Sep 27, 2009
Some of you will have noticed that some of my recent reviews have focused on the work Arakawa Hiromu, the creator of Full Metal Alchemist and Jyuushin Enbu: Hero Tales. Aside from those two series, she has produced several successful one-shots as well. Shanghai Yomakikai (Demons of Shanghai), is the manga that built on the success of her debut work, Stray Dog and, while it's only a short series (4 chapters), it showcases her creative mind at work in a way that Stray Dog never could, and effectively paved the way for the creation of Full Metal Alchemist and her later works.
Shanghai Yomakikai is set
in the year 2050. The rest of the world has undergone a scientific and technological change, however Shanghai is still known as the "Demon Capital" due to the number of supernatural beings who live there, some of whom have no desire to be friendly with humans. Since the conventional police are unable to deal with these beings, the task is given to the Demon Taoists Corporation, a small group of people who form the last line of defence against the monsters.
Initially the premise sounds very dark and ominous however, like most of Arakawa's work, first impressions are highly deceiving. Shanghai Yomakikai is anything but serious. The plot is pretty standard at heart, but where the story becomes original and very inventive is in it's usage of old ideas, and the spin that is put on old characters is very well handled. The pacing is pretty good overall, and the story flows very well from one panel to the next.
The first two chapters are effectively individual stories, with chapter 1 also forming a pretty decent introduction to the main characters. The last two chapters follow directly on from each other, and even though the ending is a lot more open than most people would prefer, I think it works rather nicely as one gets the impression that it's simply business as usual for the Demon Taoists Corporation.
Those of you who've read some of Arakawa's other works will be familiar with her tendency to draw simple, clean, yet slightly "cartoony" characters, and Shanghai Yomakikai is no exception to this. Even the monsters have a slightly surreal look about them, and don't really appear to be scary in any way.
Also present is Arakwa's tendency to leave the backgrounds out or to only put in enough detail to give the action a sense of place. There's more use of visual effects in this manga (speed lines, etc), to give the action and antics a sense of movement, and these are used to good effect.
The one downside is the fact that it sometimes seems as though Arakawa's penchant for the ridiculous has taken over. Thankfully these occasions are fairly infrequent, but given the amount of action and humour involved in the manga it can sometimes be difficult to tell.

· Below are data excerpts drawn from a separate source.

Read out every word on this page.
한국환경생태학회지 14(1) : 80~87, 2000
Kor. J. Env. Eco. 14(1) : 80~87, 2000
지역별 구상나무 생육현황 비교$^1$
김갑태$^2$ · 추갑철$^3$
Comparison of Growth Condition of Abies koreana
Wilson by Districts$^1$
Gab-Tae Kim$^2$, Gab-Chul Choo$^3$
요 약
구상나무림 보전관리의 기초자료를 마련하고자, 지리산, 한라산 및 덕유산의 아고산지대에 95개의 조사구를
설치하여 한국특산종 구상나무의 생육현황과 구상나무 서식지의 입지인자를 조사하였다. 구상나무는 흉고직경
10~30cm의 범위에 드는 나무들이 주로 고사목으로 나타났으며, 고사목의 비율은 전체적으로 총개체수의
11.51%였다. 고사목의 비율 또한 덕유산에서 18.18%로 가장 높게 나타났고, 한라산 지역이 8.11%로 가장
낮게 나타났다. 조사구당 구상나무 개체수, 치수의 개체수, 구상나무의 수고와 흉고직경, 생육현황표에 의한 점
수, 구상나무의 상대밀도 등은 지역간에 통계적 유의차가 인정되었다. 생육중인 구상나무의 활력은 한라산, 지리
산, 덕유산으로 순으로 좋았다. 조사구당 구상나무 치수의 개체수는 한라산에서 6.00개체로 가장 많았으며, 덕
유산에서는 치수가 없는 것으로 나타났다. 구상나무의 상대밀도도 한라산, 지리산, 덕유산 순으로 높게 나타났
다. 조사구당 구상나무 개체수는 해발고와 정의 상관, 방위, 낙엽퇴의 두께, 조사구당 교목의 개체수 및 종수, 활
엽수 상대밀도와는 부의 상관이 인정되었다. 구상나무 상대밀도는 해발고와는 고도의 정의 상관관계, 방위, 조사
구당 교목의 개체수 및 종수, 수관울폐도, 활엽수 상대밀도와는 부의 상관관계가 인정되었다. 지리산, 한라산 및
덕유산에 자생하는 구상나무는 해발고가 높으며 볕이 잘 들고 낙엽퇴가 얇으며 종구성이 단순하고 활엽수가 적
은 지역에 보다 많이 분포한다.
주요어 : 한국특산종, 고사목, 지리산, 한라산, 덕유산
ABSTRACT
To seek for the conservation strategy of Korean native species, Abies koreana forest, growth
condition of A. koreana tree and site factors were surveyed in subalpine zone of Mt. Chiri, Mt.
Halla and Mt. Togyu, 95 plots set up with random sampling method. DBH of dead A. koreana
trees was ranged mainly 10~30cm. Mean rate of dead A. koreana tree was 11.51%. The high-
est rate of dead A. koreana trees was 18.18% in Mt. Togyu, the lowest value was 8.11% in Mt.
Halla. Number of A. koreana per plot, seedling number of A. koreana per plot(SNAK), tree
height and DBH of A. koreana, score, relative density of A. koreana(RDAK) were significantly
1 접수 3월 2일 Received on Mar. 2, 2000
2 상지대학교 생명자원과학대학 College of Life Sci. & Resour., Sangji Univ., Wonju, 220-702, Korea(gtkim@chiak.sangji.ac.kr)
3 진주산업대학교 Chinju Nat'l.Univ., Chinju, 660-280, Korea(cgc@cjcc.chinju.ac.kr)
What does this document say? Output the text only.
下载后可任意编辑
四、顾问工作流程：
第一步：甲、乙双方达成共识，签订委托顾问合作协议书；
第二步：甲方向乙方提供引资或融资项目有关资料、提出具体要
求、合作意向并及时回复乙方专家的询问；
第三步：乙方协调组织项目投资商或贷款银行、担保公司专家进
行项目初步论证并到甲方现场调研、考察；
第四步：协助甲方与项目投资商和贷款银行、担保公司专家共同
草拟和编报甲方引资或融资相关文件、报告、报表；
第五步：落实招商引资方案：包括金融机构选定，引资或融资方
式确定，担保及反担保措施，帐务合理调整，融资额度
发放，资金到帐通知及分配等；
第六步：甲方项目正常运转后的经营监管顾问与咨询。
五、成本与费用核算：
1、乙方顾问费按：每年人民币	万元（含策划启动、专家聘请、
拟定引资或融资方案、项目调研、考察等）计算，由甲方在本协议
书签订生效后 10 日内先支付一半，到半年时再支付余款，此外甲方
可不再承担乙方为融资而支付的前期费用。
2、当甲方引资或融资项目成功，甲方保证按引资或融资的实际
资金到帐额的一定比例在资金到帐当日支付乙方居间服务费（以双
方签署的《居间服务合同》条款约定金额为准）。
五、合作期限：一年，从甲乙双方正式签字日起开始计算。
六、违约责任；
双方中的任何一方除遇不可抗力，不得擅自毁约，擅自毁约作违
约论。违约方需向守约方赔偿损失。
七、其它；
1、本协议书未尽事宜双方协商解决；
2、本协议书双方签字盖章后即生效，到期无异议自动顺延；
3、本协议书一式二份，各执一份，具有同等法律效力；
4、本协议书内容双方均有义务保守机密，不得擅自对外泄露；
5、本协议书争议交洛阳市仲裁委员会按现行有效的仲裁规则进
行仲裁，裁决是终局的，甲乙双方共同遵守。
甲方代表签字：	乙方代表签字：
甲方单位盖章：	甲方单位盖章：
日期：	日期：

Shanghai Yomakikai has a number of characters who appear throughout it's 4 chapters. The members of the Demonic Taoist Corporation are all completely individual characters, with personalities to match. Jack, one of the corporations field agents, is very much the star of the show, and his relationships with his colleagues and those around him are often very funny. No matter how much of a tough guy he is though, he is still afraid of his female boss, Director Nynetales, who "disciplined him and taught him proper manners" (Jack's polite description since she was standing right behind him).
The other members of the Demonic Taoist Corporation, Yan (Jack's partner in the field), Su-An (a kid), and Holy Emperor Guan Yun-Chang (Jack's temporary replacement and part time office junior), are all very wierd, and absolutely hilarious at times. Su-An's efforts to help in the last two chapters were a work of creative brilliance, and this is not the only example of irrelevant facts becoming very funny (you'll understand when you read it).
This is a very well written and choregraphed piece of manga comedy that I really don't want to classify as horror even though it has supernatural beings like vampires. Following the success of Stray Dog, Arakawa stated that she want to do some light-hearted comedy, and she has put pretty much everything she likes into this manga, with surprisingly good results. From the first page this series grabs the reader's attention with it's "serious" introduction, and it's this seriousness scattered throughout the manga that gives much of the comedy an ironic (and slightly cynical), twist that would otherwise be missing.
If you're a fan of Arakawa's work, or you're just looking for something that can make you laugh, then this is definitely worth reading. The mixture of action and comedy is very well presented, and the humour is of a standard that will appeal to most people.
I just hope that some kind studio will decide to animate this at some point in the future, as it's a story that would work extremely well in that medium.